Show a simple payoff summary
What this student loan payment calculator tells you
This calculator estimates a standard fixed-rate monthly student loan payment and then projects how much interest you’d pay over time. It’s meant for quick planning: “If my balance is $28,000 at 5.75% for 10 years, what’s my monthly payment?” and “What happens if I pay an extra $50 each month?”
Quick suggestion: run 2-3 scenarios, baseline, +$25 extra, +$100 extra, so you can see whether the speedup is worth the cash flow.
How the monthly payment is calculated (in plain English)
For a fixed-rate loan with a set term, the payment is based on standard amortization math. Each month, the lender computes interest on your remaining balance, and the rest of your payment goes toward principal. Early on, interest is a bigger slice because your balance is bigger. Later, more of your payment goes to principal.
If your interest rate is 0%, the math is simple: balance ÷ months. With a positive rate, the payment is the amount that fully pays the loan off by the end of the term.
Extra payments: the simplest way to change the outcome
An extra payment works because it reduces your balance faster. Less balance means less interest accrues in future months. Even a small recurring extra amount can shorten payoff time and reduce total interest. This calculator shows three extra-payment outputs: the payoff time, the total interest with extra, and the interest you save.
One practical way to use this: match your extra payment to something predictable, like a subscription you canceled, or a fixed “raise” amount. If the extra payment makes your budget tight, you can set it to $0 and use this calculator as a baseline.
What to enter (and common mistakes)
Balance is what you currently owe (principal). If you have multiple loans, you can run the calculator for each loan separately. Interest rate should be the annual rate stated by the servicer (APR-ish). Enter 5.75 for 5.75%. Term is the repayment length in years. If you’re on an income-driven plan, your “term” might not be a single fixed number, use this tool as a rough baseline.
Common mistakes: mixing up rate per month vs per year, entering the original loan amount instead of the current balance, and forgetting that some real-world plans have fees, capitalization rules, or interest subsidies. If your servicer’s quoted payment differs slightly, rounding and schedule timing are usually the reason.
Related calculators you may want next
Student loans rarely live alone in a budget. After you get a baseline payment here, you can: (1) build a full payoff plan with our Debt Payoff Calculator, (2) sanity-check the underlying payment math with the Loan Amortization Calculator, and (3) compare offers or consolidation options using the Loan APR Calculator. You can also browse all calculators if you’re exploring multiple scenarios.
Important notes (what this tool includes and excludes)

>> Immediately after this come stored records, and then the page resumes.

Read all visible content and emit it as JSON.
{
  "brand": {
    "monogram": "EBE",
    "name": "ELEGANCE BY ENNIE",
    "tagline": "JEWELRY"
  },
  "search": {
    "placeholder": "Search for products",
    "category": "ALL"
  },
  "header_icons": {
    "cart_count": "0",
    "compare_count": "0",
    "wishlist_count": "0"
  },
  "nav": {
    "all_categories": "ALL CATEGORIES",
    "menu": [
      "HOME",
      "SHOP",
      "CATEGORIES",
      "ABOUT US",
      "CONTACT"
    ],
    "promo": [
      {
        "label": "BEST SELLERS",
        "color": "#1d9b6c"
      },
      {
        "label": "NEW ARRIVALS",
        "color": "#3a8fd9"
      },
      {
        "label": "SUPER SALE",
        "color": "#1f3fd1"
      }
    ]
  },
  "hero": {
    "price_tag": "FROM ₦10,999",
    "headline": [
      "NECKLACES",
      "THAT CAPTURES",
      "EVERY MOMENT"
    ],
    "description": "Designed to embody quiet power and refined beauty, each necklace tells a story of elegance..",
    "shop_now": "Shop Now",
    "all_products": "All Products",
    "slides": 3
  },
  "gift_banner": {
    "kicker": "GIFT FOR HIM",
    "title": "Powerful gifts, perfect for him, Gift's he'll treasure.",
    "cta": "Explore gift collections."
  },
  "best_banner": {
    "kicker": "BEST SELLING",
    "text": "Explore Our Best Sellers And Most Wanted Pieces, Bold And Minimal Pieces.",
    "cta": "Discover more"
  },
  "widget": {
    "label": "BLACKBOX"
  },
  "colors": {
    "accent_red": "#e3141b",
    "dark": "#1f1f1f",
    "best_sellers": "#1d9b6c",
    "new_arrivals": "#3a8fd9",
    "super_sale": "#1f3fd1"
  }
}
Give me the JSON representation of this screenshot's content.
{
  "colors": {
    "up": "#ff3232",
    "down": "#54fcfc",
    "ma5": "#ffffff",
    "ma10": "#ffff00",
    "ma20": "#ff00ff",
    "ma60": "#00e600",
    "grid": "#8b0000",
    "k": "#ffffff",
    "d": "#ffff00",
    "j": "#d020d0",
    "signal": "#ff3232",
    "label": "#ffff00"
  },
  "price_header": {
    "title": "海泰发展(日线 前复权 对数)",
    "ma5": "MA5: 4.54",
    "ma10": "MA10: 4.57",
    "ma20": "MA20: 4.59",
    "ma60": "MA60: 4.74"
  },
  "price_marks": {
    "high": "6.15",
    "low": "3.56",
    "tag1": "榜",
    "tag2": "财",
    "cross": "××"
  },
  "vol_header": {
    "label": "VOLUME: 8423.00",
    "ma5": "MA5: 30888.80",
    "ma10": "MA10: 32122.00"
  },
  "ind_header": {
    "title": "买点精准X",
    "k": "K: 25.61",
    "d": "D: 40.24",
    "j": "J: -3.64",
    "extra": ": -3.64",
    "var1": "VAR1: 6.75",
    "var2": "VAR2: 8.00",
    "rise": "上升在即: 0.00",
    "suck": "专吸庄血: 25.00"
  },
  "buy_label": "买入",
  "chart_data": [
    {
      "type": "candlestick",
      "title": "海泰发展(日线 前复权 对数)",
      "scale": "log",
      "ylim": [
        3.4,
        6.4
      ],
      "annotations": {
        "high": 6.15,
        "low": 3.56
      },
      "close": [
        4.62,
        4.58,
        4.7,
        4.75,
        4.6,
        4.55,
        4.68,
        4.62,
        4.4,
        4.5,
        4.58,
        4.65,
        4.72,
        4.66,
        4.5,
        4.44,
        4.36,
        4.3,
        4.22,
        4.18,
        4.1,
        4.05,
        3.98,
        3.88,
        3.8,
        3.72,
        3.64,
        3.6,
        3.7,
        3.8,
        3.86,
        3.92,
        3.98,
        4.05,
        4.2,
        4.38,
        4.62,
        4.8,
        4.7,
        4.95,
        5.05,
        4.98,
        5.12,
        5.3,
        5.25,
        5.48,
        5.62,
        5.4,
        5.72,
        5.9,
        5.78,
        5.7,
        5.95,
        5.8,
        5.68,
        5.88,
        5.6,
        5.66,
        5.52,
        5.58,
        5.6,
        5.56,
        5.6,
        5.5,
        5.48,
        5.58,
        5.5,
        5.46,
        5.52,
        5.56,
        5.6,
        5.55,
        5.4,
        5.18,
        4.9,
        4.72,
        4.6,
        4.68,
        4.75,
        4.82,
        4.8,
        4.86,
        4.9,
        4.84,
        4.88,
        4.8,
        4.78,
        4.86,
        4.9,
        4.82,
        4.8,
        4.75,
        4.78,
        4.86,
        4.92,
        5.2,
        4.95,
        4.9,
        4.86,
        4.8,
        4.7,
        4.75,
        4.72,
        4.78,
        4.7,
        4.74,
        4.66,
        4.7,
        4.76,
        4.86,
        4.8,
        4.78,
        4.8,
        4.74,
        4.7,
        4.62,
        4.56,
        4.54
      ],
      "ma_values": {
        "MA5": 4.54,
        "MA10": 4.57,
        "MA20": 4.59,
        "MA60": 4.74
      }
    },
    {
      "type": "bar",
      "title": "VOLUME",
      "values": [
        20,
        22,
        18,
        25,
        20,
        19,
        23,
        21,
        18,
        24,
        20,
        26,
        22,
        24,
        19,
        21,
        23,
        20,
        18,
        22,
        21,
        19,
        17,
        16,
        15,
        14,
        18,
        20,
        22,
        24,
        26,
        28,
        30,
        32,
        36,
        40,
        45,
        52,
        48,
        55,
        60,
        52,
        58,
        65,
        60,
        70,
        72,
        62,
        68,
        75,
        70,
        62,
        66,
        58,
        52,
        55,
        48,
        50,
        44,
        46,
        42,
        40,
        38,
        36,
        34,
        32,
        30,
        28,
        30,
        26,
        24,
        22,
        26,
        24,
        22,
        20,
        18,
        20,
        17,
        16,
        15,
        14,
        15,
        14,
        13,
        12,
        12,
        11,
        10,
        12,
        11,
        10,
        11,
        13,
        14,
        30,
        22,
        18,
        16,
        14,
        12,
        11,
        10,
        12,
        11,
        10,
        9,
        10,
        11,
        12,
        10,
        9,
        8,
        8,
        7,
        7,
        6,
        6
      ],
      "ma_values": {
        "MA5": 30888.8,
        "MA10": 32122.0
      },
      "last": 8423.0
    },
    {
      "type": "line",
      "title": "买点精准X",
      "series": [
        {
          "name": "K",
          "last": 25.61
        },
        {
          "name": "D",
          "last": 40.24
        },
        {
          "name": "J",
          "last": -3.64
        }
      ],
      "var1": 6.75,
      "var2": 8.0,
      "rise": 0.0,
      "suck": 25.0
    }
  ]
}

This is a straightforward amortization estimate for a single loan. It assumes the same monthly payment every month and that interest accrues evenly. It does not model interest subsidies, capitalization events, deferment/forbearance, variable rates, forgiveness timelines, or servicer-specific rounding. Use this calculator for planning and comparison, then confirm details with your loan servicer before making decisions.
FAQ
Is this calculator only for federal student loans?
No. The math is the same for any fixed-rate installment loan, including private student loans. Enter your balance, rate, and term to get an estimate.
Why is my servicer’s payment slightly different?
Small differences usually come from rounding, payment timing, or how the servicer applies interest accrual between due dates. This tool is a planning estimate, not a billing system.
What does “total interest” mean here?
It’s the sum of the interest portions across all monthly payments until the loan reaches $0 (based on the assumptions you entered). It helps you compare scenarios like paying extra each month.
How does an extra payment reduce interest?
Extra payments reduce principal faster. Because interest is calculated from the remaining balance, a lower balance means less interest accrues in future months.
Should I pay extra on the highest-rate loan first?
Often, yes: paying extra on the highest-rate balance typically minimizes total interest (the “avalanche” approach). If motivation matters more, some people prefer the “snowball” method. Our Debt Payoff Calculator can compare both.